Where several of Pélassy’s works take the form of gifts, Zúñiga likewise mobilizes an expanded social language through the figure of Tinker Bell. Biro drawings of the fairy function as preparatory posters for parties thrown by Culpa, the music collective for trans and queer people that she co-founded in Madrid. Several drawings depict the fairy posing obscenely while floating, holding a chainsaw in place of a penis, pinched between two fingers. In keeping with the social networks and communities embedded in the works themselves, this exhibition was organized collaboratively by Elsa Estrella and Vega Almena, among others, Zúñiga’s longtime friends, with the support of Florence Bonnefous, one of Pélassy’s closest friends whose gallery Air de Paris represents the artist’s estate. 
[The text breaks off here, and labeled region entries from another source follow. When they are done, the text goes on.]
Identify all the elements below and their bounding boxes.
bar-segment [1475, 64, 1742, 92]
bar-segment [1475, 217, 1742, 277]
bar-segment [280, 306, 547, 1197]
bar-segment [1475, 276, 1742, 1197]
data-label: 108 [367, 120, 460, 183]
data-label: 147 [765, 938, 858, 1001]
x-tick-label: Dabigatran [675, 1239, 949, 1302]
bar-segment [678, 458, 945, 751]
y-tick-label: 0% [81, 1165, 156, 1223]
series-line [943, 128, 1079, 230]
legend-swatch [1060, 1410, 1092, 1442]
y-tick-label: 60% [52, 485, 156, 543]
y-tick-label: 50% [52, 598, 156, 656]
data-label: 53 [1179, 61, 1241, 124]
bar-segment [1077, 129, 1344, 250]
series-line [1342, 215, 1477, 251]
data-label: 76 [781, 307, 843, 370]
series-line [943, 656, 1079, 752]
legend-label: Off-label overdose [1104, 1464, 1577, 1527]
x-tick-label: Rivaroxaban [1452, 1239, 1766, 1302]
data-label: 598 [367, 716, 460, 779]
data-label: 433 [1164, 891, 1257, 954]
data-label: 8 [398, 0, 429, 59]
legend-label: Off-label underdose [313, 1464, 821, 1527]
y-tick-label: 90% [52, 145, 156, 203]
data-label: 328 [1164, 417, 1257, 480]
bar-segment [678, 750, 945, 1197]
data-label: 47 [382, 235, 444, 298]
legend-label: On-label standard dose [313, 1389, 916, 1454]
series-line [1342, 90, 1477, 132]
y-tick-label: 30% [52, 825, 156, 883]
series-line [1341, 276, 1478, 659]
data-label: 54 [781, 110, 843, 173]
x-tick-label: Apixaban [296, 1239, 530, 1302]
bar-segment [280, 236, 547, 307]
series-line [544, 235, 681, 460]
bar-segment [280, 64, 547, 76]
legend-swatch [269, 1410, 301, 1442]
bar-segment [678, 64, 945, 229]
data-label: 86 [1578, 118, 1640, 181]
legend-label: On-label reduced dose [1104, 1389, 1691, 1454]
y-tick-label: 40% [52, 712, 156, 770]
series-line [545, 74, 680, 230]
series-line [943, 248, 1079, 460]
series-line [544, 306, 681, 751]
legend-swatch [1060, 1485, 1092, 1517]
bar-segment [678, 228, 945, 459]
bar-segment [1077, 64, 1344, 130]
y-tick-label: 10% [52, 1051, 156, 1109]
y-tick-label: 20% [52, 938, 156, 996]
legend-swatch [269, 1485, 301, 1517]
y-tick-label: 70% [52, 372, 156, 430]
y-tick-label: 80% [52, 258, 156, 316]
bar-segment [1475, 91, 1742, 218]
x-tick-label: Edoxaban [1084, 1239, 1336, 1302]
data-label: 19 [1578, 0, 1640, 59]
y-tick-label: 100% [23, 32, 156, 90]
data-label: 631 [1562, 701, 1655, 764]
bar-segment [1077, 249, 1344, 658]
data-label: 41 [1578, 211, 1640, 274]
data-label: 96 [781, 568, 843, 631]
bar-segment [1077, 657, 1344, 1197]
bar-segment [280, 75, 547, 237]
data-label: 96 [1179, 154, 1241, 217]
In the work of both artists, the frustration of desires hindered by illness is negotiated through humor. Zúñiga leverages Tinker Bell to reckon with the interruption of her gender affirmation process following the resurgence of illness, using humor to highlight the limitations imposed by her physical health. On the floor next to a plinth, one of Pélassy’s sculptures resembles a head made from a gourd wearing a vintage motorcyclist helmet and goggles; its exaggerated “nose” compromises its aerodynamics, perhaps complicating tropes of escape.

Another one of Zúñiga’s needles is mounted to the wall, with a smiling cardboard cutout wearing sunglasses dangling from the tip. The precariousness of the used needle and the ephemerality of the sun evoke Ibiza as a fantasy indifferent to material and bodily limitations. Both Pélassy and Zúñiga turn to irony without the detachment of those who can afford distance; theirs is a form of humor embedded in life-sustaining artistic practices.

Featuring the work of Bruno Pélassy and Perla Zúñiga, Ibiza is on view at Taon, Paris, from March 7 to April 14, 2026.